Growing up in Jersey, I knew of so many people who were said to be “connected.” I can’t imagine that there’s heavy mob activity in North Dakota or Mississippi, so, living here in the Tri-State Area comes with the added bonus of real life exposure to organized crime. It was even in the shows I watched as a kid.
Like a lot of you I was religious about watching The Real Ghostbusters. It was one of my favorite cartoons growing up. Seeing that my state was mentioned frequently throughout the series always amused me. I saw both Ghostbusters films in the theater when they were originally released and I obviously realized that they were filmed and set in New York City, but as a kid, New York City seemed like a totally different world. As I got a little older, I realized that New York City was right through the tunnel, or what we used to call “the straw.”
With our close proximity to Manhattan, it was almost a given for New Jersey to get some air time once in a while. Even with all five boroughs for writers to play around with, they still found reasons to send the Ghostbusters over to Jersey. Not much has changed because the Garden State was still the brunt of jokes back in October of 1989 when the episode of Slimer and The Real Ghostbusters “Partners in Slime” first aired.
In the episode, Poso, a Jabba the Hutt inspired ghost, involved in organized crime, wants to become the godfather of all the ghosts and maintain control over them. He figures that the easiest way to go about this is to take over the Ghostbusters operation. To accomplish this, his minions (who resemble 1930s gangsters) pluck Janine and Louis Tully out of a mall (enjoying our minimally lower sales tax while shopping on Janine’s birthday) by trapping them Tower of Terror style in an elevator. Poso then takes them for ransom and won’t let them go until the Ghostbusters fork over their headquarters and their ‘busting equipment to him.
Slimer apprises the guys of the situation. The rest of the episode involves the Ghostbusters orchestrating a pretty elaborate plan to rescue Janine and Louis. The guys release a ghost, Shifter, who used to be Poso’s sidekick. He’s instrumental in their *SPOILER* eventual nabbing of Boss Poso, whose lair is located in Ghost Town, NJ. When hearing the term “Ghost Town,” it might bring to mind a desolate town out west or down south with tumbleweeds rolling across the dirt. Nah, it’s in Jersey and on the Ghostbusters Wiki it’s described as “a run down town in New Jersey.” Gee thanks, not another one! These episodes were only 22 minutes long, so for the sake of time, the Ghostbusters only had to make the trek over the Hudson river to Jersey in a spooky little “ferry” similar to the one Charon paddles around in the original Clash of the Titans.

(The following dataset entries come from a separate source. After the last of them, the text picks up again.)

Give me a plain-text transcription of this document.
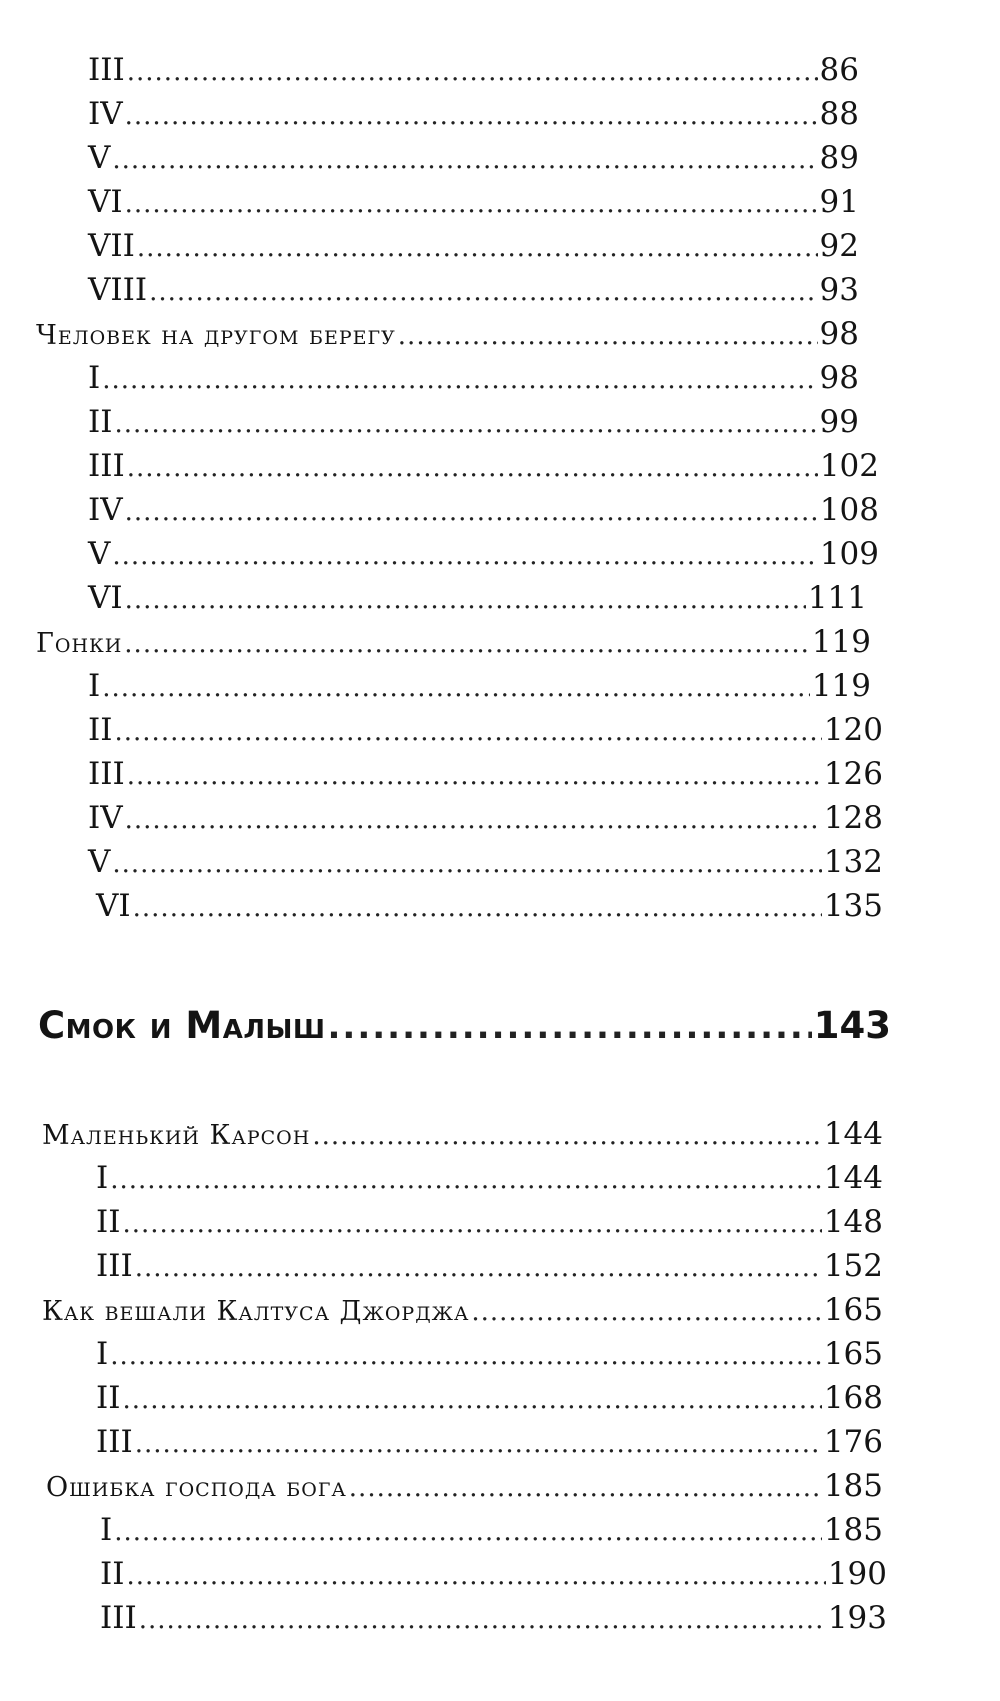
III .....	86
IV .....	88
V .....	89
VI .....	91
VII .....	92
VIII .....	93
Человек на другом берегу .....	98
I .....	98
II .....	99
III .....	102
IV .....	108
V .....	109
VI .....	111
Гонки .....	119
I .....	119
II .....	120
III .....	126
IV .....	128
V .....	132
VI .....	135
Смок и Малыш .....	143
Маленький Карсон .....	144
I .....	144
II .....	148
III .....	152
Как вешали Калтуса Джорджа .....	165
I .....	165
II .....	168
III .....	176
Ошибка господа бога .....	185
I .....	185
II .....	190
III .....	193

Four other great things about this episode:
- An Undead Hooker
- Mood Slime returns!
- Cameos by the Stay-Puft Marshmallow Man and Samhain
- A Vigo The Carpathian Shout-Out
The fact that The Real Ghostbusters wasn’t just a knockoff of the feature film was an element that didn’t bother me. I remember some friends in school not liking the show just because it “wasn’t like the movie.” I doubt the people responsible for the show back then expected 6 year old kids to have such discerning taste. After a really good run of several seasons, the show morphed into Slimer and The Real Ghostbusters. The plots began to feature more of the exploits of Slimer and Janine Melnitz. Each episode became a slightly more goofy and child friendly in nature. Not necessarily worse than previous seasons, just infusing more Slimer. The ghosts weren’t as nightmare inducing, and the major villains weren’t as formidable. But you already know that. Maybe Boss Poso shouldn’t have been lumped in with the likes of Tony Soprano and Nucky Thompson after all!